Local, state, and federal policy initiatives must also emphasize lifestyle risk factors. Producing lifestyle changes through individual initiative by a knowledgeable population is apt to be most effective when government action engineers physical activity back into daily life, alters the national diet by creating incentives to provide unprocessed foods and healthier packaged foods, and abolishes cigarette smoking. Efforts to combat established risk factors should continue, while at the same time redrawing the framework so that lifestyle risk factors are principal considerations when cardiovascular disease is contemplated by the public, patients, clinicians, researchers, and policy makers. In addition to millions of annual cardiovascular events and the rising costs of healthcare, the epidemics of overweight and obesity highlight the inadequacies of our current strategy.

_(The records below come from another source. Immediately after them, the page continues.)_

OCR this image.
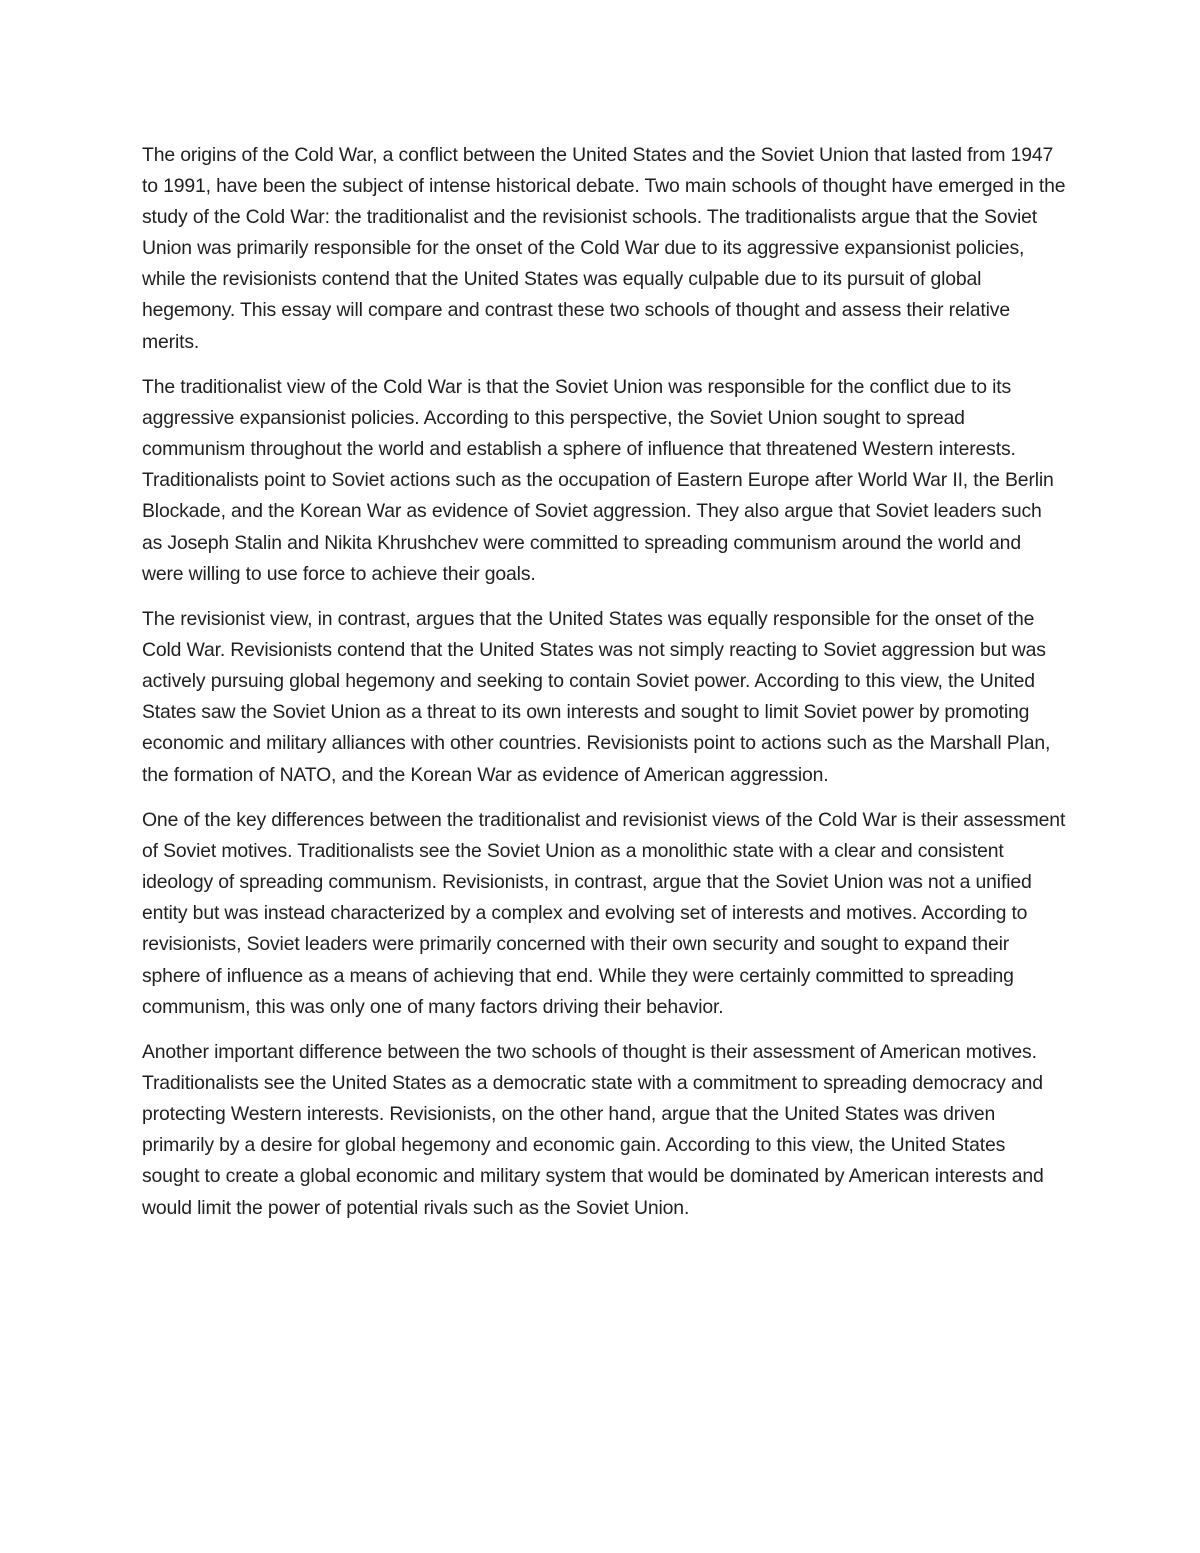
The origins of the Cold War, a conflict between the United States and the Soviet Union that lasted from 1947 to 1991, have been the subject of intense historical debate. Two main schools of thought have emerged in the study of the Cold War: the traditionalist and the revisionist schools. The traditionalists argue that the Soviet Union was primarily responsible for the onset of the Cold War due to its aggressive expansionist policies, while the revisionists contend that the United States was equally culpable due to its pursuit of global hegemony. This essay will compare and contrast these two schools of thought and assess their relative merits.

The traditionalist view of the Cold War is that the Soviet Union was responsible for the conflict due to its aggressive expansionist policies. According to this perspective, the Soviet Union sought to spread communism throughout the world and establish a sphere of influence that threatened Western interests. Traditionalists point to Soviet actions such as the occupation of Eastern Europe after World War II, the Berlin Blockade, and the Korean War as evidence of Soviet aggression. They also argue that Soviet leaders such as Joseph Stalin and Nikita Khrushchev were committed to spreading communism around the world and were willing to use force to achieve their goals.

The revisionist view, in contrast, argues that the United States was equally responsible for the onset of the Cold War. Revisionists contend that the United States was not simply reacting to Soviet aggression but was actively pursuing global hegemony and seeking to contain Soviet power. According to this view, the United States saw the Soviet Union as a threat to its own interests and sought to limit Soviet power by promoting economic and military alliances with other countries. Revisionists point to actions such as the Marshall Plan, the formation of NATO, and the Korean War as evidence of American aggression.

One of the key differences between the traditionalist and revisionist views of the Cold War is their assessment of Soviet motives. Traditionalists see the Soviet Union as a monolithic state with a clear and consistent ideology of spreading communism. Revisionists, in contrast, argue that the Soviet Union was not a unified entity but was instead characterized by a complex and evolving set of interests and motives. According to revisionists, Soviet leaders were primarily concerned with their own security and sought to expand their sphere of influence as a means of achieving that end. While they were certainly committed to spreading communism, this was only one of many factors driving their behavior.

Another important difference between the two schools of thought is their assessment of American motives. Traditionalists see the United States as a democratic state with a commitment to spreading democracy and protecting Western interests. Revisionists, on the other hand, argue that the United States was driven primarily by a desire for global hegemony and economic gain. According to this view, the United States sought to create a global economic and military system that would be dominated by American interests and would limit the power of potential rivals such as the Soviet Union.
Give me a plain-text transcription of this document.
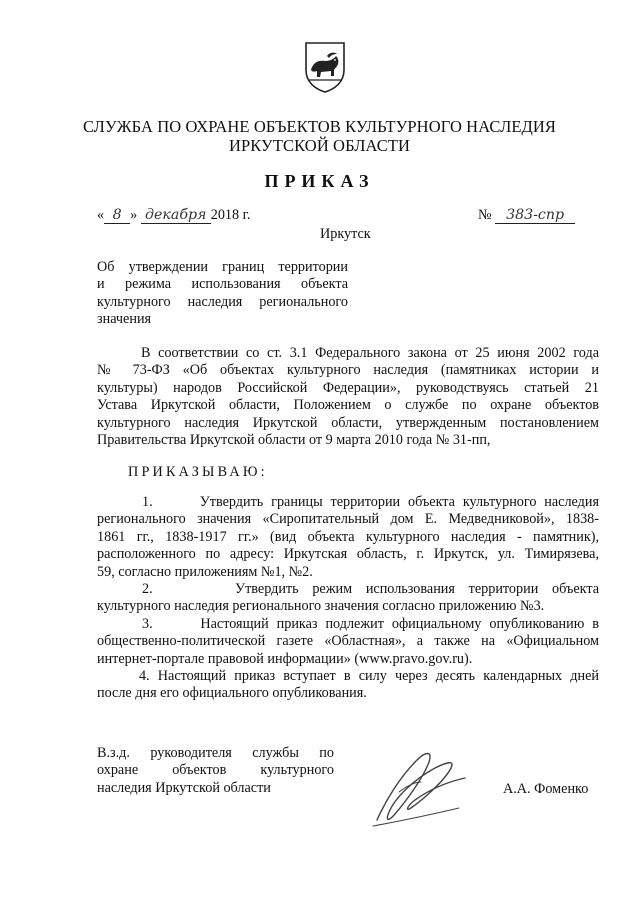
СЛУЖБА ПО ОХРАНЕ ОБЪЕКТОВ КУЛЬТУРНОГО НАСЛЕДИЯ
ИРКУТСКОЙ ОБЛАСТИ
ПРИКАЗ
« 8 » декабря 2018 г.	№ 383-спр
Иркутск
Об утверждении границ территории
и режима использования объекта
культурного наследия регионального
значения
В соответствии со ст. 3.1 Федерального закона от 25 июня 2002 года
№ 73-ФЗ «Об объектах культурного наследия (памятниках истории и
культуры) народов Российской Федерации», руководствуясь статьей 21
Устава Иркутской области, Положением о службе по охране объектов
культурного наследия Иркутской области, утвержденным постановлением
Правительства Иркутской области от 9 марта 2010 года № 31-пп,
ПРИКАЗЫВАЮ:
1.      Утвердить границы территории объекта культурного наследия
регионального значения «Сиропитательный дом Е. Медведниковой», 1838-
1861 гг., 1838-1917 гг.» (вид объекта культурного наследия - памятник),
расположенного по адресу: Иркутская область, г. Иркутск, ул. Тимирязева,
59, согласно приложениям №1, №2.
2.      Утвердить режим использования территории объекта
культурного наследия регионального значения согласно приложению №3.
3.      Настоящий приказ подлежит официальному опубликованию в
общественно-политической газете «Областная», а также на «Официальном
интернет-портале правовой информации» (www.pravo.gov.ru).
4. Настоящий приказ вступает в силу через десять календарных дней
после дня его официального опубликования.
В.з.д. руководителя службы по
охране объектов культурного
наследия Иркутской области	А.А. Фоменко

Both ethical and economic considerations implore the need for dramatic change.
Sources of Funding
This work was supported by the National Heart, Lung, and Blood Institute, National Institutes of Health, including K08-HL-075628 (Dr Mozaffarian), and the National Heart, Lung, and Blood Institute’s Framingham Heart Study (Dr Kannel). Framingham Heart Study research is supported by National Institutes of Health/National Heart, Lung, and Blood Institute contract N01-HC-25195 and the Visiting Scientist Program, which is supported by AstraZeneca. The funding sources had no role in study design; in the collection, analysis, or interpretation of data; in the writing of the report; or in the decision to submit the paper for publication.